Hatte  ich auch schon getestet, mit einem Fehler. Daraufhin hab ich mal in das jar geschaut, da drin ist keine einzige .properties Datei. 

Deshalb habe ich wie hier beschreiben http://ant-contrib.sourceforge.net/cpptasks/index.html die cpptasks.tasks eingebunden (Die existiert auch im Jar).

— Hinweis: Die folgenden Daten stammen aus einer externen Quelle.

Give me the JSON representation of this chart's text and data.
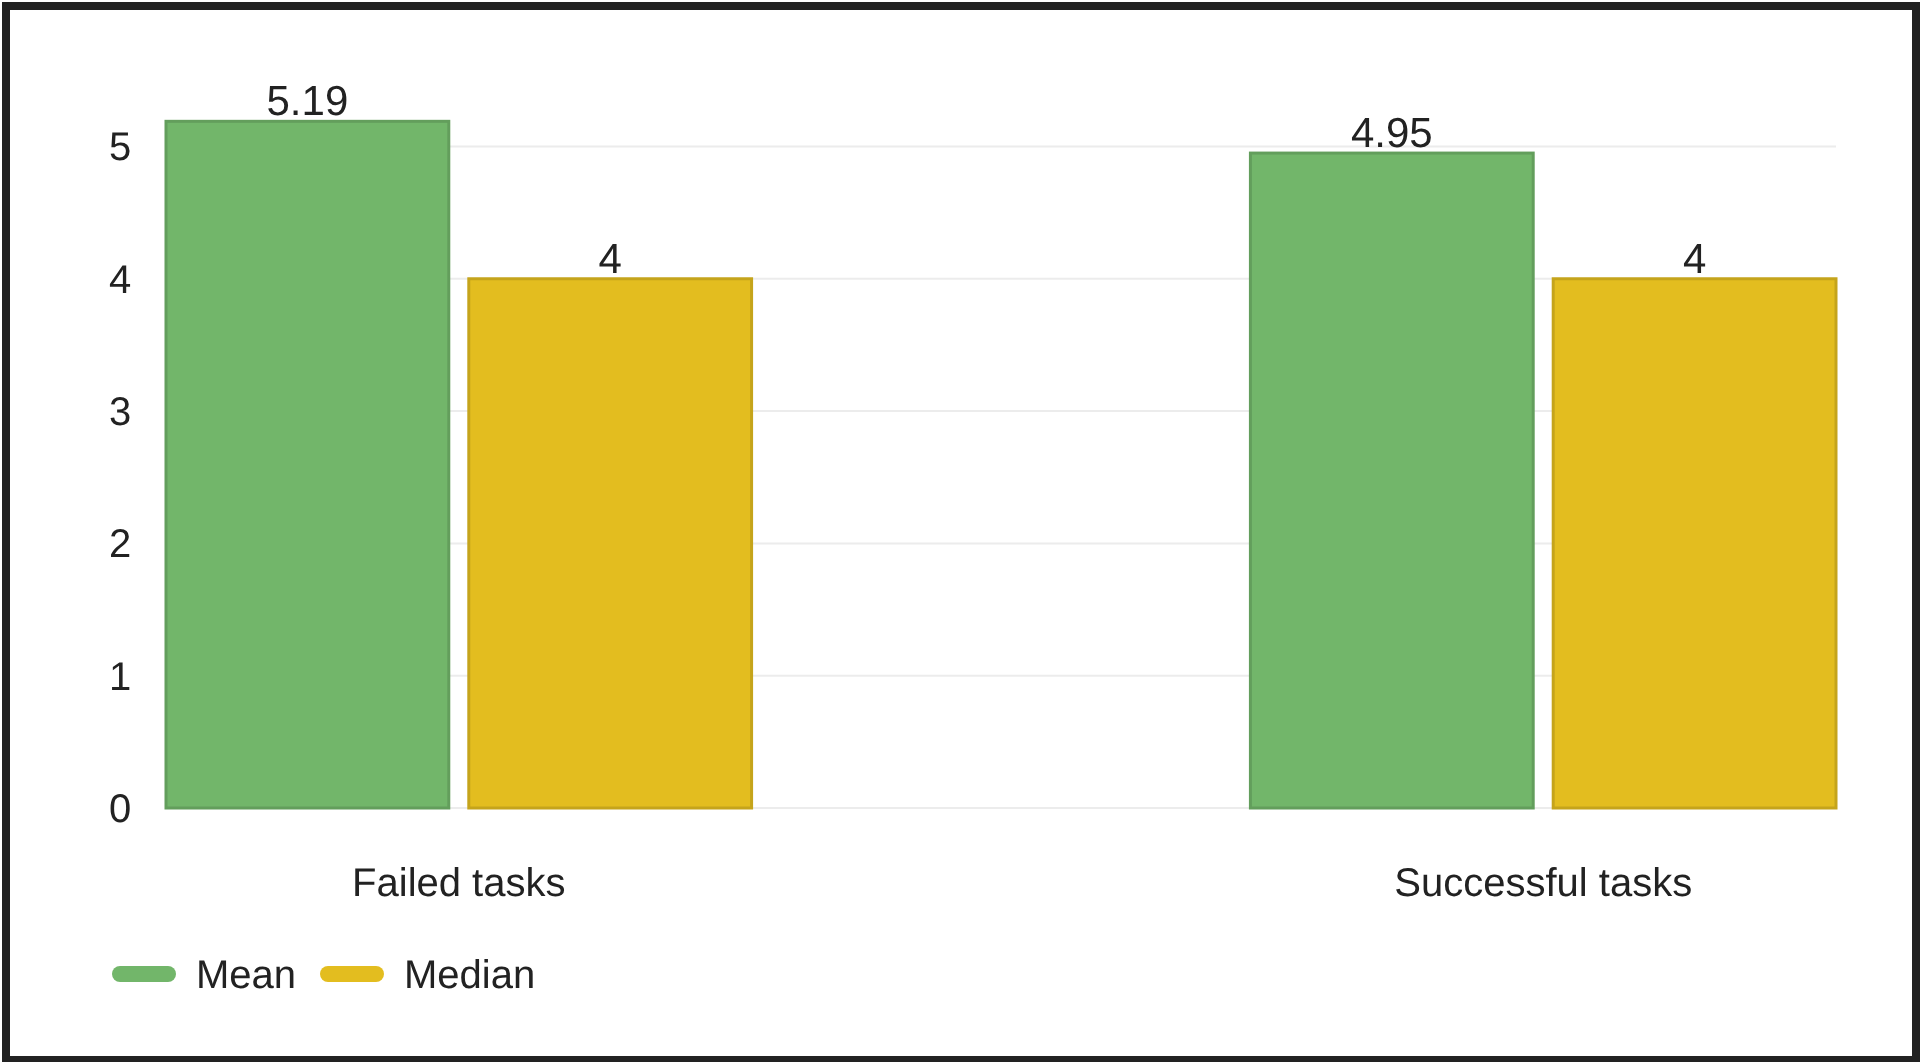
{
  "chart_data": {
    "type": "bar",
    "categories": [
      "Failed tasks",
      "Successful tasks"
    ],
    "series": [
      {
        "name": "Mean",
        "color": "#72b66a",
        "values": [
          5.19,
          4.95
        ]
      },
      {
        "name": "Median",
        "color": "#e3bd1f",
        "values": [
          4,
          4
        ]
      }
    ],
    "ylim": [
      0,
      5.2
    ],
    "yticks": [
      0,
      1,
      2,
      3,
      4,
      5
    ],
    "grid": "y",
    "legend": "bottom left",
    "data_labels": true
  }
}
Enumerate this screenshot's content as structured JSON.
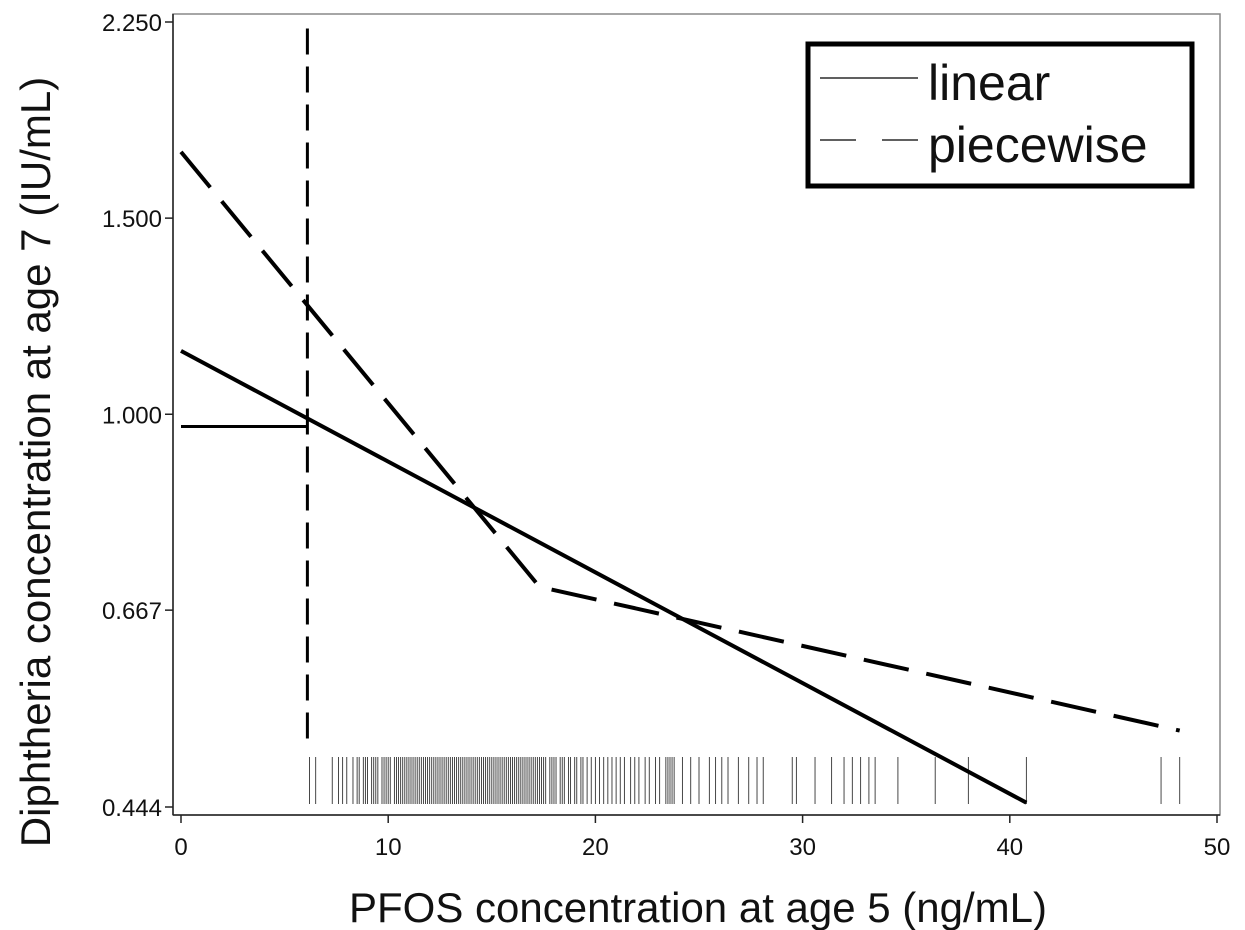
{
  "chart_data": {
    "type": "line",
    "xlabel": "PFOS concentration at age 5 (ng/mL)",
    "ylabel": "Diphtheria concentration at age 7 (IU/mL)",
    "y_scale": "log",
    "xlim": [
      0,
      50
    ],
    "ylim": [
      0.444,
      2.25
    ],
    "x_ticks": [
      0,
      10,
      20,
      30,
      40,
      50
    ],
    "x_tick_labels": [
      "0",
      "10",
      "20",
      "30",
      "40",
      "50"
    ],
    "y_ticks": [
      0.444,
      0.667,
      1.0,
      1.5,
      2.25
    ],
    "y_tick_labels": [
      "0.444",
      "0.667",
      "1.000",
      "1.500",
      "2.250"
    ],
    "grid": false,
    "legend_position": "top-right",
    "series": [
      {
        "name": "linear",
        "style": "solid",
        "x": [
          0,
          40.8
        ],
        "y": [
          1.14,
          0.448
        ]
      },
      {
        "name": "piecewise",
        "style": "dashed",
        "x": [
          0,
          17.3,
          48.2
        ],
        "y": [
          1.72,
          0.7,
          0.52
        ]
      }
    ],
    "reference_lines": {
      "vertical_dashed_x": 6.1,
      "vertical_dashed_y_range": [
        0.51,
        2.22
      ],
      "horizontal_solid_y": 0.975,
      "horizontal_solid_x_range": [
        0,
        6.1
      ]
    },
    "rug": [
      6.2,
      6.5,
      7.3,
      7.6,
      7.8,
      8.0,
      8.3,
      8.5,
      8.6,
      8.8,
      8.9,
      9.0,
      9.2,
      9.3,
      9.4,
      9.5,
      9.7,
      9.8,
      9.9,
      10.0,
      10.1,
      10.3,
      10.4,
      10.5,
      10.6,
      10.7,
      10.8,
      10.9,
      11.0,
      11.1,
      11.2,
      11.3,
      11.4,
      11.5,
      11.6,
      11.7,
      11.8,
      11.9,
      12.0,
      12.1,
      12.2,
      12.3,
      12.4,
      12.5,
      12.6,
      12.7,
      12.8,
      12.9,
      13.0,
      13.1,
      13.2,
      13.3,
      13.4,
      13.5,
      13.6,
      13.7,
      13.8,
      13.9,
      14.0,
      14.1,
      14.2,
      14.3,
      14.4,
      14.5,
      14.6,
      14.7,
      14.8,
      14.9,
      15.0,
      15.1,
      15.2,
      15.3,
      15.4,
      15.5,
      15.6,
      15.7,
      15.8,
      15.9,
      16.0,
      16.1,
      16.2,
      16.3,
      16.4,
      16.5,
      16.6,
      16.7,
      16.8,
      16.9,
      17.0,
      17.1,
      17.2,
      17.3,
      17.4,
      17.5,
      17.6,
      17.8,
      17.9,
      18.0,
      18.1,
      18.3,
      18.4,
      18.5,
      18.7,
      18.8,
      19.0,
      19.1,
      19.3,
      19.4,
      19.6,
      19.8,
      20.0,
      20.2,
      20.4,
      20.6,
      20.8,
      21.0,
      21.2,
      21.4,
      21.7,
      21.9,
      22.1,
      22.4,
      22.6,
      22.9,
      23.1,
      23.4,
      23.5,
      23.6,
      23.7,
      23.8,
      24.2,
      24.6,
      25.0,
      25.5,
      25.8,
      26.1,
      26.4,
      26.9,
      27.4,
      27.8,
      28.1,
      29.5,
      29.7,
      30.6,
      31.4,
      32.0,
      32.4,
      32.8,
      33.2,
      33.5,
      34.6,
      36.4,
      38.0,
      40.8,
      47.3,
      48.2
    ]
  }
}
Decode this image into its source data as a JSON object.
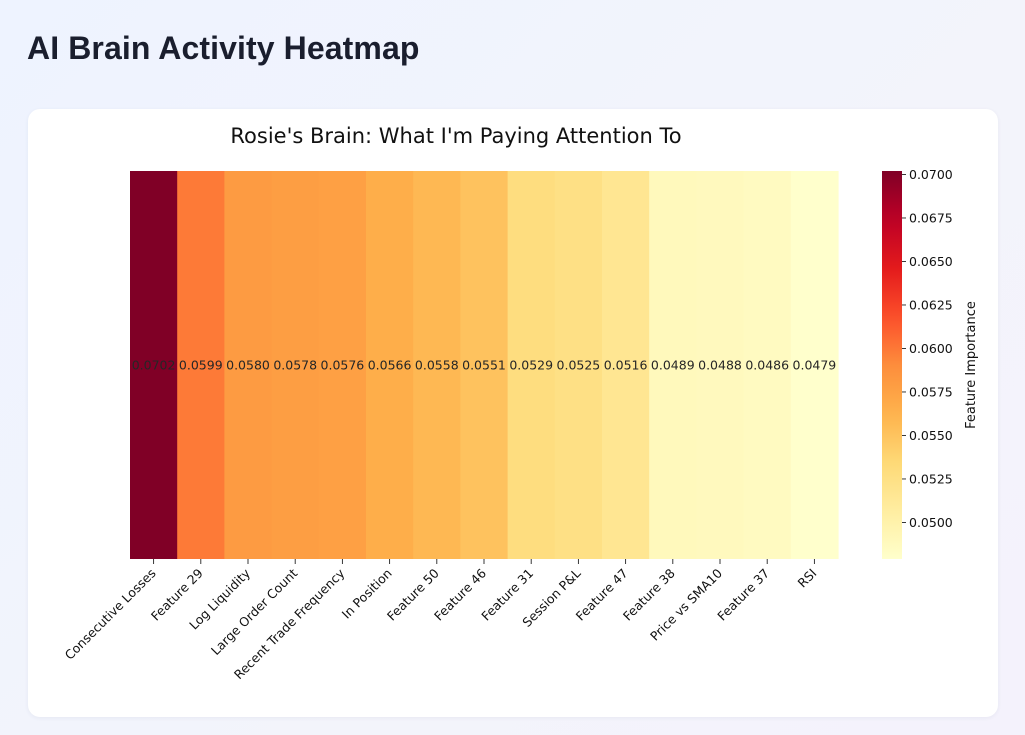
{
  "page": {
    "title": "AI Brain Activity Heatmap"
  },
  "chart_data": {
    "type": "heatmap",
    "title": "Rosie's Brain: What I'm Paying Attention To",
    "categories": [
      "Consecutive Losses",
      "Feature 29",
      "Log Liquidity",
      "Large Order Count",
      "Recent Trade Frequency",
      "In Position",
      "Feature 50",
      "Feature 46",
      "Feature 31",
      "Session P&L",
      "Feature 47",
      "Feature 38",
      "Price vs SMA10",
      "Feature 37",
      "RSI"
    ],
    "values": [
      0.0702,
      0.0599,
      0.058,
      0.0578,
      0.0576,
      0.0566,
      0.0558,
      0.0551,
      0.0529,
      0.0525,
      0.0516,
      0.0489,
      0.0488,
      0.0486,
      0.0479
    ],
    "value_labels": [
      "0.0702",
      "0.0599",
      "0.0580",
      "0.0578",
      "0.0576",
      "0.0566",
      "0.0558",
      "0.0551",
      "0.0529",
      "0.0525",
      "0.0516",
      "0.0489",
      "0.0488",
      "0.0486",
      "0.0479"
    ],
    "colormap": "YlOrRd",
    "colorbar": {
      "label": "Feature Importance",
      "vmin": 0.0479,
      "vmax": 0.0702,
      "ticks": [
        0.07,
        0.0675,
        0.065,
        0.0625,
        0.06,
        0.0575,
        0.055,
        0.0525,
        0.05
      ],
      "tick_labels": [
        "0.0700",
        "0.0675",
        "0.0650",
        "0.0625",
        "0.0600",
        "0.0575",
        "0.0550",
        "0.0525",
        "0.0500"
      ]
    },
    "colors": [
      "#ffffcc",
      "#ffeda0",
      "#fed976",
      "#feb24c",
      "#fd8d3c",
      "#fc4e2a",
      "#e31a1c",
      "#bd0026",
      "#800026"
    ]
  }
}
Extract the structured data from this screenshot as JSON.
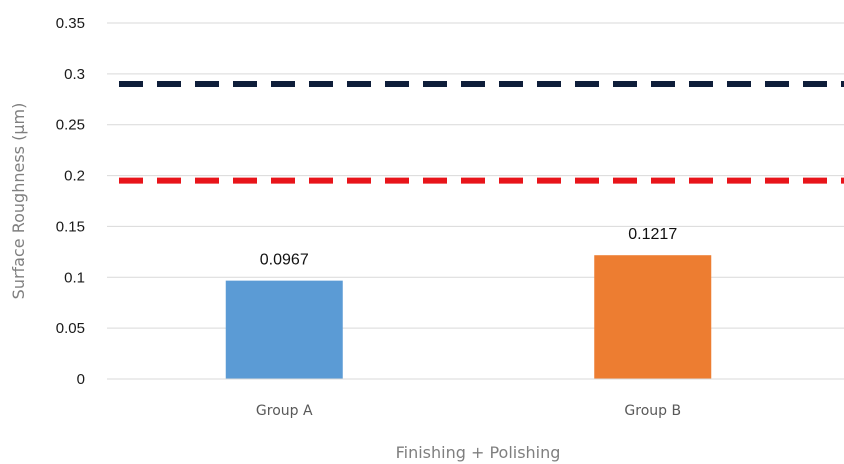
{
  "chart_data": {
    "type": "bar",
    "categories": [
      "Group A",
      "Group B"
    ],
    "values": [
      0.0967,
      0.1217
    ],
    "data_labels": [
      "0.0967",
      "0.1217"
    ],
    "bar_colors": [
      "#5b9bd5",
      "#ed7d31"
    ],
    "xlabel": "Finishing + Polishing",
    "ylabel": "Surface Roughness (µm)",
    "ylim": [
      0,
      0.35
    ],
    "yticks": [
      0,
      0.05,
      0.1,
      0.15,
      0.2,
      0.25,
      0.3,
      0.35
    ],
    "ytick_labels": [
      "0",
      "0.05",
      "0.1",
      "0.15",
      "0.2",
      "0.25",
      "0.3",
      "0.35"
    ],
    "grid": true,
    "grid_color": "#d9d9d9",
    "reference_lines": [
      {
        "value": 0.29,
        "color": "#0e1e3a",
        "style": "dashed"
      },
      {
        "value": 0.195,
        "color": "#e8141a",
        "style": "dashed"
      }
    ]
  }
}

Irgwndwie sscheint die Doku auf der Seite nicht ganz up to date zu sein...


----------



## Guest (3. Dez 2008)

Was mich ja am meisten wundert, auf der Seite ant-contrib.sourceforge.net/ schreiben sie die ganze Zeit von einem "ant-contrib-0.3.jar".  Der zugehörigen download liefert jedoch kein Jar sondern Sourcen, aus den mittels ANT ein "cpptasks.jar" wird. Da passt doch was nicht zusammen.


----------



## Wildcard (3. Dez 2008)

http://sourceforge.net/project/showfiles.php?group_id=36177&package_id=28636


----------



## Gast (3. Dez 2008)

Vielen Dank, der Link hat geholfen!!


----------



## Guest (3. Dez 2008)

Vielleicht noch ein kleiner Nachtrag für Suchende. Wenn for Schleife erstmal läuft, muss man sich nur noch schnell den propertyselector anschauen und schon hat man alles was man braucht:

http://ant-contrib.sourceforge.net/tasks/tasks/propertyselector.html


----------